Articles | Volume 21, issue 3
Research article
10 Mar 2017
Research article |  | 10 Mar 2017

An integrated probabilistic assessment to analyse stochasticity of soil erosion in different restoration vegetation types

Ji Zhou, Bojie Fu, Guangyao Gao, Yihe Lü, and Shuai Wang

Abstract. The stochasticity of soil erosion reflects the variability of soil hydrological response to precipitation in a complex environment. Assessing this stochasticity is important for the conservation of soil and water resources; however, the stochasticity of erosion event in restoration vegetation types in water-limited environment has been little investigated. In this study, we constructed an event-driven framework to quantify the stochasticity of runoff and sediment generation in three typical restoration vegetation types (Armeniaca sibirica (T1), Spiraea pubescens (T2) and Artemisia copria (T3)) in closed runoff plots over five rainy seasons in the Loess Plateau of China. The results indicate that, under the same rainfall condition, the average probabilities of runoff and sediment in T1 (3.8 and 1.6 %) and T3 (5.6 and 4.4 %) were lowest and highest, respectively. The binomial and Poisson probabilistic model are two effective ways to simulate the frequency distributions of times of erosion events occurring in all restoration vegetation types. The Bayes model indicated that relatively longer-duration and stronger-intensity rainfall events respectively become the main probabilistic contributors to the stochasticity of an erosion event occurring in T1 and T3. Logistic regression modelling highlighted that the higher-grade rainfall intensity and canopy structure were the two most important factors to respectively improve and restrain the probability of stochastic erosion generation in all restoration vegetation types.
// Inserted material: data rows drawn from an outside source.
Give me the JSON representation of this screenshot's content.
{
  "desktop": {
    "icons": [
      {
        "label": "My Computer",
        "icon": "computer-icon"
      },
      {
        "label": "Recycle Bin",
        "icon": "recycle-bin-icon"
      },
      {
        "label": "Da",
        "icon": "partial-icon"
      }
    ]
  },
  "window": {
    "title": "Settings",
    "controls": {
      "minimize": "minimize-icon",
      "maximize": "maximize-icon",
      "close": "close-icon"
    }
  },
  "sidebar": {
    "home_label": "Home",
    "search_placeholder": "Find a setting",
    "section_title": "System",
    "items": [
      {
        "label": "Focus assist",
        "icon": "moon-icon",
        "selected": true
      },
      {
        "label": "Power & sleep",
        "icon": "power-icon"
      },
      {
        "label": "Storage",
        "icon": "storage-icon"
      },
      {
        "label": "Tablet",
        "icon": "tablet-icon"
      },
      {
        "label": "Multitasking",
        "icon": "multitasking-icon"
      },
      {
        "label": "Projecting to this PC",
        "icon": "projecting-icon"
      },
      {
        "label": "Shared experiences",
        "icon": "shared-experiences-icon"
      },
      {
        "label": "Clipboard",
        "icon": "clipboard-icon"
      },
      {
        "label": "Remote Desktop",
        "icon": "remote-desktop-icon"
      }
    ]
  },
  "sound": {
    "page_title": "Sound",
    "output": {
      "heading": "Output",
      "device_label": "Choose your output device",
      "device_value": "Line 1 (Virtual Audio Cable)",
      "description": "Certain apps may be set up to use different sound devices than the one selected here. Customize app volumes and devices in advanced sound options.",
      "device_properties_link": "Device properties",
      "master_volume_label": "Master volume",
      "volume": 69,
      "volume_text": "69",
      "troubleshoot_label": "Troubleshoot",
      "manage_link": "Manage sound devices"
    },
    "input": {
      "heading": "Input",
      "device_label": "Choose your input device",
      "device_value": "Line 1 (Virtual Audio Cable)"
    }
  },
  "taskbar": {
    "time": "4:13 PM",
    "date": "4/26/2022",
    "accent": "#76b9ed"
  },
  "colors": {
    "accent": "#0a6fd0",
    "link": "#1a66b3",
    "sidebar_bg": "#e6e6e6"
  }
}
The Bayes, binomial, Poisson and logistic regression models constituted an integrated probabilistic assessment to systematically simulate and evaluate soil erosion stochasticity. This should prove to be an innovative and important complement in understanding soil erosion from the stochasticity viewpoint, and also provide an alternative to assess the efficacy of ecological restoration in conserving soil and water resources in a semi-arid environment.

Short summary
We constructed an integrated probabilistic assessment to describe, simulate and evaluate the stochasticity of soil erosion in restoration vegetation in the Loess Plateau. We found that morphological structures in vegetation are the source of different stochasticities of soil erosion, and proved that the Poisson model is fit for predicting erosion stochasticity. This assessment could be an important complement to develop restoration strategies to improve understanding of stochasticity of erosion.